Tip O’Neil, the late U.S. Speaker of the House from Massachusetts, once said, “all politics is local.” He was describing how the spirit of
America’s towns and cities affects what their legislators do in Washington. The
same could be said of the LGBT community: what happens at the municipal level
can have a great impact on the national movement.
I’ve been thinking a lot about O’Neil’s quote these past few
weeks, as the fray over Fort Lauderdale Mayor Jim Naugle and his spew of
antigay bigotry has intensified. Naugle’s comments ranged from the idiotic (he
doesn’t call gay people gay because he says most “aren’t happy”) to the
offensive (the city should stop marketing to gay tourists because of the high
HIV rates in the area).
Days after Naugle’s public tirade began, a few people in
Fort Lauderdale’s gay community formed a group called Unite Fort Lauderdale.
Within weeks, they’d spurred activism online and off, first calling for Naugle
to apologize and, when he refused, staging a demonstration outside city hall
that attracted nearly 1,000 people, including national activists like my friend
Matt Foreman, Executive Director of the National Gay and Lesbian Task Force.

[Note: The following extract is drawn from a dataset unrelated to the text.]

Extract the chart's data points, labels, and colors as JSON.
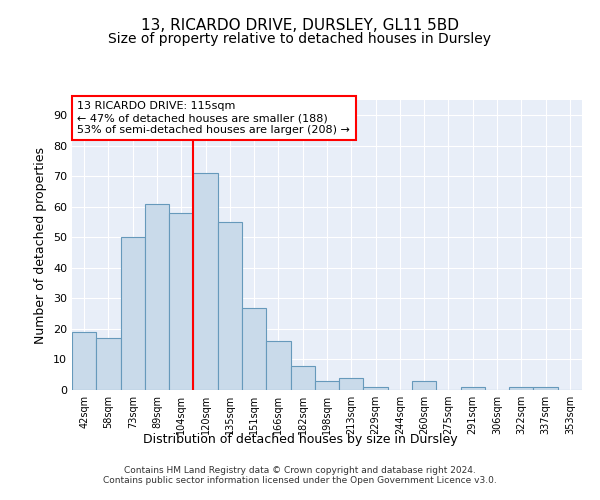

At the rally Foreman said Naugle’s comments were not merely
offensive to Fort Lauderdale’s residents but that they “demean gay people from
coast to coast.”
Sure enough the response from LGBT communities across the
country has been enormous. Many national groups have joined the Task Force in
calling for the city and county commissions to condemn Naugle. And I’ve heard
more than a few people say that they will now think twice before traveling to
Fort Lauderdale, which ranks high as a destination for gay travelers.
As a community we’ve had success in voting with our purses,
so to speak. Remember back in the early 90s when the Colorado legislature
passed its heinous antigay legislation that led to our historic U.S. Supreme
Court victory Romer v. Evans? You couldn’t find a gay skier on the
slopes. On the flipside, surveys show that LGBT people like visiting places
where our communities are treated well.
For travelers looking to support localities doing good for
their LGBT residents, I might suggest a few places in Washington State. In
recent weeks, such cities as Bellevue, Newcastle and Redmond have voted to
extend domestic partner health benefits to their public employees. It all began
in Bellevue, where Lambda Legal filed a lawsuit on behalf of two firefighters
and a 911 dispatcherwho for years had faced unequal treatment in the
workplace. While the city routinely provided health benefits to partners of
married employees, it refused to give the same benefits to employees’ same-sex
partners.
In less than two months, the Bellevue City Council saw the
inequality inherent in this scheme and approved a family benefits plan for gay
and lesbian public employees. The attention generated around the case locally
through the media and nationally through Lambda Legal’s Clock In for Equality
workplace day of action paid off when a couple of police officers from the city
of Redmond contacted us a few weeks later with a similar story of
discrimination. This time we were able to convince the city to approve family
benefits for gay and lesbian public employees simply by writing a letter. That
plan is expected to be finalized later this month.
As a national organization, Lambda Legal recognizes that
what happens at the local level can make a big difference in people’s daily
lives. That’s why we file lawsuits and do advocacy work at every level. And
it’s why people all over the country are supporting Unite Fort Lauderdale in
its efforts to combat a mayor who thrives on homophobia. Let’s hope city
officials in Florida take a cue from their colleagues in Washington State.